The other statistic is the expected discovery rate. The expected discovery rate is an estimate of the percentage of significant results that we would find if researchers had kept all of their results and we could find the missing results and see how many significant results we get. The point estimate is very low. We would expect 5% just by chance alone. To get 7% is hardly better than chance. Again, we need to consider the uncertainty in this point estimate. It could be up to 17%, which would imply that researchers get about 1 significant result in 5 attempts (20%). Would you trust a researcher who hides 80% of their results? Moreover, it is also possible that the EDR is 5%, which is chance level. This means that all significant results were obtained by chance alone without any real money priming effect.

To be clear. This is not my data. I didn’t select studies or code studies. The data come from true believers in money priming who used these data to motivate their own studies.

Despite the wealth of adverse effects documented in the literature on money priming in relation to specific behaviors (as outlined in Table 1), there is a noticeable gap in research regarding the impact of money priming on sustainable consumption. (Koruk & Mandrik, 2024, p. 309).

I only plugged the data into stats programs that can look beyond the evidence we see to see whether we can trust the evidence and the answer is that these 19 studies provide no convincing evidence that money priming caused the significant results in these 18 studies. It could just have been chance and selective reporting of significant results.

Now take a moment and predict the outcome of the new studies in this article. Money priming was manipulated with a scrambled sentence task that made participants rearrange words that were either related to money (experimental group) or not (control group) (Exp1) or a paragraph writing task and a picture of money.

The outcome variabel was the average rating to the following three items.

(1) I am concerned about wasting the resources of our planet.
(2) I will make an effort to use products that do not harm the environment.
(3) It is important to change my consumption patterns (use less or avoid buying products) in order to protect the environment

Scroll down to see the results.

Results

Experiment 1 Effect size d = 1.44, z = 9.73
Experiment 2 Effect size d = 1.55, z = 9.18

Let’s just say that these results are very surprising. The effect sizes are very large for results in psychological research in general and the priming literature specifically. A difference of 1.5 standard deviations is as big as the difference in height between men and women.

Due to these large effect sizes, the test-statistic is of the chart. Z-scores of 9 have a probability of 1 out of a gazillion to occur by chance. These are not chance finding. These results are also not consistent with the evidence in Table 1, which showed much lower z-scores for most studies.

There are many possible explanations for these surprising results that include computational errors, demand effects among others (wink). I don’t really care about these results because priming studies are problematic even if they show real effects. First, the manipulation is artificial and may not correspond to real world situations in which we think about money. Second, ratings on a scale do not imply that people would really change their actual behaviors. However, it might still be an easy study to replicate and see whether the results are replicable. Even smaller samples would be sufficient to produce these results again, given the strong effect sizes reported in this article.
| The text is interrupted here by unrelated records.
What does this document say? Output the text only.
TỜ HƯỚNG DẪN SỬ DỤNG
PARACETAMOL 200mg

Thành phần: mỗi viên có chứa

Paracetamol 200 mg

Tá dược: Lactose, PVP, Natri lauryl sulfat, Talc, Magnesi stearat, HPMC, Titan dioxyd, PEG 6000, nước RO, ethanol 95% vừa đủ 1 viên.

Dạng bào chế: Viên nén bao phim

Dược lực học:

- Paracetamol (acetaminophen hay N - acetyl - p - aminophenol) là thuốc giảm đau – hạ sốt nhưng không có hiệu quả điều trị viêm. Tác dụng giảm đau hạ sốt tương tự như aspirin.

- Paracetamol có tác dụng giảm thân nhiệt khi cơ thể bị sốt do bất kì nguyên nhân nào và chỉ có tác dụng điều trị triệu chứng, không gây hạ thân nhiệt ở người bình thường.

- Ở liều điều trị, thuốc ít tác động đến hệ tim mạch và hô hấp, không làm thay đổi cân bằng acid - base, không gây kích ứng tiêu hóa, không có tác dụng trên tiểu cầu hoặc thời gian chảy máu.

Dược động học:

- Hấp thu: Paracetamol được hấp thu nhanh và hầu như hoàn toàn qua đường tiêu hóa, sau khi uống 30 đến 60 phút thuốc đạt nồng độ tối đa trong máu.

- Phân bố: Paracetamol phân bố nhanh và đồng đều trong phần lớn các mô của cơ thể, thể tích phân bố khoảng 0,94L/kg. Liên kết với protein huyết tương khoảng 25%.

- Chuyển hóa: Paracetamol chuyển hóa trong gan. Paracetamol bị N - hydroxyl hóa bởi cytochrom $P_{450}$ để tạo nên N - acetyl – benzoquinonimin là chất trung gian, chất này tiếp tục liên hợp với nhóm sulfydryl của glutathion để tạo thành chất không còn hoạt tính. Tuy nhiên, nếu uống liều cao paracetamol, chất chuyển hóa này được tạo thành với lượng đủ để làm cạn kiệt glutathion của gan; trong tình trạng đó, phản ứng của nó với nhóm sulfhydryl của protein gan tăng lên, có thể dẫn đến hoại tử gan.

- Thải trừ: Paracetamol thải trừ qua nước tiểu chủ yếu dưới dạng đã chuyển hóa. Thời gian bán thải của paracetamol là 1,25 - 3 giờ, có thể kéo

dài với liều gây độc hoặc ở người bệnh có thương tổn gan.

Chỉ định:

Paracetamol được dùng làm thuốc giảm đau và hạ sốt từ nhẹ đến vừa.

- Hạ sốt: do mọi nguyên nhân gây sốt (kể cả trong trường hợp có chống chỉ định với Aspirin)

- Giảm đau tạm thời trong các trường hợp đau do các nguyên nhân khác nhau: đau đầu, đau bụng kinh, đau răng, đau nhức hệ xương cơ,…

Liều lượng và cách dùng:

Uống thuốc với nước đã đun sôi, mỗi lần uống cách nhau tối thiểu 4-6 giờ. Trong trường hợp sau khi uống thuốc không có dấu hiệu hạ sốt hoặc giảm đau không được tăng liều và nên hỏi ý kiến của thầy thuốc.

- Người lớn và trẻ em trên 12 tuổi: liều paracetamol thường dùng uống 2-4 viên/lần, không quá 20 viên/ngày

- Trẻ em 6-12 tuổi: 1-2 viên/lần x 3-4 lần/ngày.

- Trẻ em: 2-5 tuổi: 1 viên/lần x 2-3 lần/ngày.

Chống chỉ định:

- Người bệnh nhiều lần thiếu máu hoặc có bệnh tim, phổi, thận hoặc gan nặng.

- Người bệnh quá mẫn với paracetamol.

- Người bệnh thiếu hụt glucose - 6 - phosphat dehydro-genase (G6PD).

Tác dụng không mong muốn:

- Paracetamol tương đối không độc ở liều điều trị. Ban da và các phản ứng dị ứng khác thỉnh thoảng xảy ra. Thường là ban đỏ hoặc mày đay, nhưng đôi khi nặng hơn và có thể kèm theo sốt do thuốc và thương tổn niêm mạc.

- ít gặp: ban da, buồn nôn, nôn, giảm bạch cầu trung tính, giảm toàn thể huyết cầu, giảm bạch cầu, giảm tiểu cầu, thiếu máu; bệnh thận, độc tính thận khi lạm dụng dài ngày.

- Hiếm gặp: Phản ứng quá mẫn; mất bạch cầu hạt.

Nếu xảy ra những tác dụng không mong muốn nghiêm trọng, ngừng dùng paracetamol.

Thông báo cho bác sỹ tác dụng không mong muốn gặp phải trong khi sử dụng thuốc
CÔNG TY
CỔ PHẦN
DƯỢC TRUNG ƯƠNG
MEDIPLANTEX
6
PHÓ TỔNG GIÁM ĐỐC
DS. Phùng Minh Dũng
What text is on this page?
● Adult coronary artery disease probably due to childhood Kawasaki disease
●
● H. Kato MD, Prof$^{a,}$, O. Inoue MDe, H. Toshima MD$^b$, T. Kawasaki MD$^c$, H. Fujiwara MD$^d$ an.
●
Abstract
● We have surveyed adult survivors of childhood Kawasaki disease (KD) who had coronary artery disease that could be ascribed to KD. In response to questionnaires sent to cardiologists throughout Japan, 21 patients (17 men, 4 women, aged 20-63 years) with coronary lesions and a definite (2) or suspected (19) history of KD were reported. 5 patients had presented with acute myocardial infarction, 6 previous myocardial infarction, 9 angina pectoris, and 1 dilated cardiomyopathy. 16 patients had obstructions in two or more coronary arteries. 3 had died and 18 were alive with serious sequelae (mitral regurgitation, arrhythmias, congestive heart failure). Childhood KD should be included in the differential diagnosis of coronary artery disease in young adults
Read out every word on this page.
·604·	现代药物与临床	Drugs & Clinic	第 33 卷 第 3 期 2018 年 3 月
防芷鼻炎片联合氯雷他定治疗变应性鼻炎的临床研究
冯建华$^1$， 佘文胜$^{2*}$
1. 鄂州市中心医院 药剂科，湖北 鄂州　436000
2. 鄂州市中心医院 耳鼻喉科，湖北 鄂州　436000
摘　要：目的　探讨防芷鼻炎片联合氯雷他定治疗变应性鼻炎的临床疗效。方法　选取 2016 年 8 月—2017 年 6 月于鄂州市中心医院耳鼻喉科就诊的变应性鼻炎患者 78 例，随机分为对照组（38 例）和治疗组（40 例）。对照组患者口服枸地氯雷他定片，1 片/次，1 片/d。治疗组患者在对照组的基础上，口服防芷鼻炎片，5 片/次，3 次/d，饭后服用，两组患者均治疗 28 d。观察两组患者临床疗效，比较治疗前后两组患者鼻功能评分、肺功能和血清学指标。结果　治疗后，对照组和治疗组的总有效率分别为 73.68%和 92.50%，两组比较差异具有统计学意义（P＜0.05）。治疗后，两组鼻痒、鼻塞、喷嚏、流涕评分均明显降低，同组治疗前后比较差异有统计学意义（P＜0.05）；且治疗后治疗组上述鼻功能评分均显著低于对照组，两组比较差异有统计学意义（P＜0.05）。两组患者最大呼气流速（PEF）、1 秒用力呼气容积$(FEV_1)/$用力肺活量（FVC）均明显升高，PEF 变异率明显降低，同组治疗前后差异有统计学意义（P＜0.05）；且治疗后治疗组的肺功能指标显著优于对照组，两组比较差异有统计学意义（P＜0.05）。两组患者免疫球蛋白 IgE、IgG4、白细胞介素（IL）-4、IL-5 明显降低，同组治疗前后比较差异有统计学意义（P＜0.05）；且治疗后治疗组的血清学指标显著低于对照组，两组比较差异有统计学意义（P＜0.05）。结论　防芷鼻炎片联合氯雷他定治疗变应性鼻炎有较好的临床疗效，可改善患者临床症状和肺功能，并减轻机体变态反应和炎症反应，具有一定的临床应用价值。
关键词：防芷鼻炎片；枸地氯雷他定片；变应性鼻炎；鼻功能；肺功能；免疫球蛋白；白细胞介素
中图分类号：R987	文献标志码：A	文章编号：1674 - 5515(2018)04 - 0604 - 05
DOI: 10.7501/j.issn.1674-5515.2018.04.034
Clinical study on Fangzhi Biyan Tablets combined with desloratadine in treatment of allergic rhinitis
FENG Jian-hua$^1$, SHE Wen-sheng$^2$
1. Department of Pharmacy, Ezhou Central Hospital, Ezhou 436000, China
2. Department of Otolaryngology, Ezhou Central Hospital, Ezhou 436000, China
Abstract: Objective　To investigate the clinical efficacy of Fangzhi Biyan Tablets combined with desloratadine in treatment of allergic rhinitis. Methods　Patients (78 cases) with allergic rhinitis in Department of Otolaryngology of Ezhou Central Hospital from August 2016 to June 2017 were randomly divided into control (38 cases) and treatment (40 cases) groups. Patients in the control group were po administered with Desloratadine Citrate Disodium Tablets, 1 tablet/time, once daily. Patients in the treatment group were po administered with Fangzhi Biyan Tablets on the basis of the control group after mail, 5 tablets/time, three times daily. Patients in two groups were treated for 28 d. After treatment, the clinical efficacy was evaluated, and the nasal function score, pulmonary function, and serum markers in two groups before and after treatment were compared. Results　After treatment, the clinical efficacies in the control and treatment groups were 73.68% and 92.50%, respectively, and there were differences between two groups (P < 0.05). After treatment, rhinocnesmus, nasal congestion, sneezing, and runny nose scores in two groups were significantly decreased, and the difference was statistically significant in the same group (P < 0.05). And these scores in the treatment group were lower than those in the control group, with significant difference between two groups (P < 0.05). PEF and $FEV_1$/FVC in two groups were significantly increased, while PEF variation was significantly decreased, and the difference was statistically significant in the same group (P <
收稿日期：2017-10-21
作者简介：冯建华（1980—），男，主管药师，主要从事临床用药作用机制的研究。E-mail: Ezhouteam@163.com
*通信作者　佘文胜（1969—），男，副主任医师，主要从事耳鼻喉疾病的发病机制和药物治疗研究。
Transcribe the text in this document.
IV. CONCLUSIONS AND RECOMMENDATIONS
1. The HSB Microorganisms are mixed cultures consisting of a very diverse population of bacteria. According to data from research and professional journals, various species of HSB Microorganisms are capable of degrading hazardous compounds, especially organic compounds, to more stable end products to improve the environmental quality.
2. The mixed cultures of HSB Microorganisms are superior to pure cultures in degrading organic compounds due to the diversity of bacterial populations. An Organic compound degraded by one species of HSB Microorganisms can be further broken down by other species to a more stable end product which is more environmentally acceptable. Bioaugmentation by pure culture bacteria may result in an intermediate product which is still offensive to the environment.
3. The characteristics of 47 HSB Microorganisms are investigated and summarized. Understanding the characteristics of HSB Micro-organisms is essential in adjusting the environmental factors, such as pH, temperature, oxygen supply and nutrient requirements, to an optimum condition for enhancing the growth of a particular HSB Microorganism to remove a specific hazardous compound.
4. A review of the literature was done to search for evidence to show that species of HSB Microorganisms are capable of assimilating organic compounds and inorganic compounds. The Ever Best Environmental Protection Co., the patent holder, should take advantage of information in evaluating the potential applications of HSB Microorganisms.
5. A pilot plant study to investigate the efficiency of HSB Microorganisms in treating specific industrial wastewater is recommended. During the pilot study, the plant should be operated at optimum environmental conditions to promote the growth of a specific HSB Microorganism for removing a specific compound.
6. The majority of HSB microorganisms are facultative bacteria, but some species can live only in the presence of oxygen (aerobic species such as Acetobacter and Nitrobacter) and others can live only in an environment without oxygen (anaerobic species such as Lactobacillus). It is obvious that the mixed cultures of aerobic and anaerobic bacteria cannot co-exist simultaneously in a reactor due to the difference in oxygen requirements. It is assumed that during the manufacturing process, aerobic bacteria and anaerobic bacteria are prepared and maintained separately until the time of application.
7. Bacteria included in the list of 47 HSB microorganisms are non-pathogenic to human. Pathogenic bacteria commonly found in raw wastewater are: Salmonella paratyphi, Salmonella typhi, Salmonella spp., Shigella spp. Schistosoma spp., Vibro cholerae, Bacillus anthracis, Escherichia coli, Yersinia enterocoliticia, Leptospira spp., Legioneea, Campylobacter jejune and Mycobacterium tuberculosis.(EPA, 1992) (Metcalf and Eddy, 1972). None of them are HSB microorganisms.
The main point of this blog post is that we need to look at results in published articles differently. We cannot just see how many significant results we see in journals. We already know the answer to this question. The published literature tends to have over 90% significant results. This is not an empirical finding that can be used to evaluate evidence. The real question is always how many non-significant are missing. Bias tests can be useful to answer this question. Thus, if you want to be a scientist and make scientific claims you need to examine the amount of bias in the studies that you are using. “Studies show…” is not a scientific claim. Studies also show that extraverts can sense pornography before it is even presented (Bem, 2011). The real question is how many studies really show an effect.